Two events in our area are kind of coming together into a season of lament for the communities in the New York City metro area. Thankfully we were spared damage in the hurricane, but many of my friends and people at church suffered damage. As I drove to a friend’s house on Tuesday to help with flooding, I went through detour after detour. Frustrated by how long it took me to travel what is normally such an easy trip, it was haunting to witness destruction from my car in stop-and-go traffic. Rivers undercutting interstate highways. Submerged houses. Block upon block of damaged property stacked high and wide for trash pickup that will take weeks. The police called in for looters and garbage thieves. It was enough to make one numb.

And in just a week will be the tenth anniversary of the September 11th attack. As someone who moved to this area a few years after the attacks, its been a bit bewildering to be placed into an area where so much suffering has been pushed aside for necessity as life goes on. But the hurt is still there, and this anniversary many are finally preparing to deal with some of the emotions they have held in check for so many years.

Our church is basically entering into two straight weeks of lament. This Sunday will be the hurricane. Next week will be September 11th.

The question is: do we know how to lament?

In our contemporary American Christianity when every church advertisement and production is all smiling families and up beat well groomed pastors, do we know how to properly lament before God?

I think we know how to respond to tragedy as best as we can. But in the Scriptures we witness so many of the prophets and stories of God’s people not only respond to tragedy but actually become tragedy. To dress in sackcloth and ashes. To indwell destruction and horror in order to overcome it.

We respond so that we can cope. What we need to do is participate in the grief so that we can do more than cope, we can become despair.

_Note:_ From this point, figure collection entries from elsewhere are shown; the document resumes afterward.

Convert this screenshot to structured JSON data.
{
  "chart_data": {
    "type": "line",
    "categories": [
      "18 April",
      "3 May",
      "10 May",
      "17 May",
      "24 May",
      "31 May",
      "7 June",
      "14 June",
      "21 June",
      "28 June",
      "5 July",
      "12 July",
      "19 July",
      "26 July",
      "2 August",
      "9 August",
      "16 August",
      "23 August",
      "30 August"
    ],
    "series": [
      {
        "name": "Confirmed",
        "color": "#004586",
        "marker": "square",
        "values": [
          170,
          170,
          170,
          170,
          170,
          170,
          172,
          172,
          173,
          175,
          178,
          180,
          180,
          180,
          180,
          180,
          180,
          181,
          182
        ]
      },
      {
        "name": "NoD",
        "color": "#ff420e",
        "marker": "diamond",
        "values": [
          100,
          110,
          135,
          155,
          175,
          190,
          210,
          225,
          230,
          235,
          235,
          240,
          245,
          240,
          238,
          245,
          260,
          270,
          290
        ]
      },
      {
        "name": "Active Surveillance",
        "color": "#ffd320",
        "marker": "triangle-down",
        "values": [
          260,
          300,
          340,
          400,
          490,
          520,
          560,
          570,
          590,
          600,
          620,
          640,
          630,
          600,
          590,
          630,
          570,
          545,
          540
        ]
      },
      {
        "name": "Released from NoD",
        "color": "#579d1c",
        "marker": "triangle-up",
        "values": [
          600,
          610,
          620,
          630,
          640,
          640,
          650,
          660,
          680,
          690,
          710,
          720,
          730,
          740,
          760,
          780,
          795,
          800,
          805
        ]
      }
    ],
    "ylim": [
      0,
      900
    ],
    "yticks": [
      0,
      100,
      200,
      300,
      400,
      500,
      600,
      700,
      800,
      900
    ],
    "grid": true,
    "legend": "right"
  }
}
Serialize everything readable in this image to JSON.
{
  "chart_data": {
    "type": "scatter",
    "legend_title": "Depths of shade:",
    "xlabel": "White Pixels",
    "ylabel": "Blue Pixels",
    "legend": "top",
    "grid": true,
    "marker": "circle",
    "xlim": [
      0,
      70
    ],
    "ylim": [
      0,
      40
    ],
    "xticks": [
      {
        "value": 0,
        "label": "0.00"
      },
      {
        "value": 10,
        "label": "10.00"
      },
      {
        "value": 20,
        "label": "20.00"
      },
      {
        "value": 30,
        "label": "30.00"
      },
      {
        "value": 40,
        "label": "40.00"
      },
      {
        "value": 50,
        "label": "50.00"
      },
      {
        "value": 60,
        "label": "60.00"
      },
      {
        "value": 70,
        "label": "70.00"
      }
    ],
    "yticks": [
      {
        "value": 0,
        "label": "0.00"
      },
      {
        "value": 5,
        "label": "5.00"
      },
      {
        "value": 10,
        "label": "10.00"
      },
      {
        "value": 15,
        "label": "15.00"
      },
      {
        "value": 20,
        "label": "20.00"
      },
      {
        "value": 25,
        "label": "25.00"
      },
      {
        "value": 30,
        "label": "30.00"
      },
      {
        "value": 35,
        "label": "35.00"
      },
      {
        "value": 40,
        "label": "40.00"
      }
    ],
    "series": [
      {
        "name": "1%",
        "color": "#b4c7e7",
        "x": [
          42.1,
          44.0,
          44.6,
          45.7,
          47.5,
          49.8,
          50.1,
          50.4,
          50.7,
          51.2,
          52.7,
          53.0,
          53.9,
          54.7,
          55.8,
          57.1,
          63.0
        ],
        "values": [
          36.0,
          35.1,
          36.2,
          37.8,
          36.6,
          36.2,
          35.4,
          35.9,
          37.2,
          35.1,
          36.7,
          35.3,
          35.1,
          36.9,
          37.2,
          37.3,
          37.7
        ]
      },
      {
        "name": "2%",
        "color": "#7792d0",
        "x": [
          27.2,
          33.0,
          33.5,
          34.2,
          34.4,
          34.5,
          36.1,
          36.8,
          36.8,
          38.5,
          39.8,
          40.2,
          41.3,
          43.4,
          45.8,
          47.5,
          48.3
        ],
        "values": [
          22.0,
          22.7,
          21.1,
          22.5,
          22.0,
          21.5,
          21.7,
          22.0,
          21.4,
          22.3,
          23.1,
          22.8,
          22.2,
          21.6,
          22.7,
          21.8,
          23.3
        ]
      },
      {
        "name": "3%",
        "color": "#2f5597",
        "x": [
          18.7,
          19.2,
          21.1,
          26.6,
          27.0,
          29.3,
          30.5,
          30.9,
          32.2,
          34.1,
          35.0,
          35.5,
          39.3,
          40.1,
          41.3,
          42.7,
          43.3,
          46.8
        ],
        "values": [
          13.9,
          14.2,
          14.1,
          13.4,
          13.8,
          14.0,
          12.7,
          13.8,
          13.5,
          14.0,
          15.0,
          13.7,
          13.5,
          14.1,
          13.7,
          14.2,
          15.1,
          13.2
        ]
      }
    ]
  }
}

How can we through Christ actually become grief, so that those around us may grieve? In other words, how do we not only voice our despair and lament, but become despair and lament, that others may see through us to Christ, who dispels the darkness?

Worship Music Bingo

Have you ever been standing in church and thought I’ve heard this before? or this word gets repeated a lot? or every song sounds the same!

Well I have news for you: the answers are yes, yes and of course!

That’s why I created worship music bingo. Now you have the opportunity to actually track the repetition, cliche and myopic viewpoints reinforced by much of modern worship music in real time and with your friends! It’s like sabermetrics for church! And the best part is that some one wins!

Here are the rules for worship music bingo:

  1. Print off worship music bingo cards for you and your friends
  2. Use the bingo cards to keep track of when different words are used
  3. The first one to get bingo wins!

Variations:

  • See how many weeks it takes to fill up the whole card.
  • Give cards out to your friends who attend different churches and compare your cards at a Sunday brunch.

You can download your own Everyday Liturgy Presents Worship Music Bingo™ card by clicking the download button.

A Question of Aesthetics

One of my recent obsessions has been the design blog Design*Sponge. I love design, and I love to think about ways to re-decorate around our place.

The world of Christian design is wide open, from iconoclastic white washed Baptist churches to flying-buttressed cathedrals, Thomas Kinkade kitsch and Makoto Fujimura abstraction, and simple lecterns to rock and roll stages. Design in Christianity is deeply tied to function: the need to communicate spirituality and to actually perform spiritual actions and works: preach, baptize, serve communion, read, play music, etc.

This begs the question: Do you think that the design of the church—colors, architecture, ambiance—should be a central focus of church?

And more: How do you think they influence worship? Do you think they should influence worship?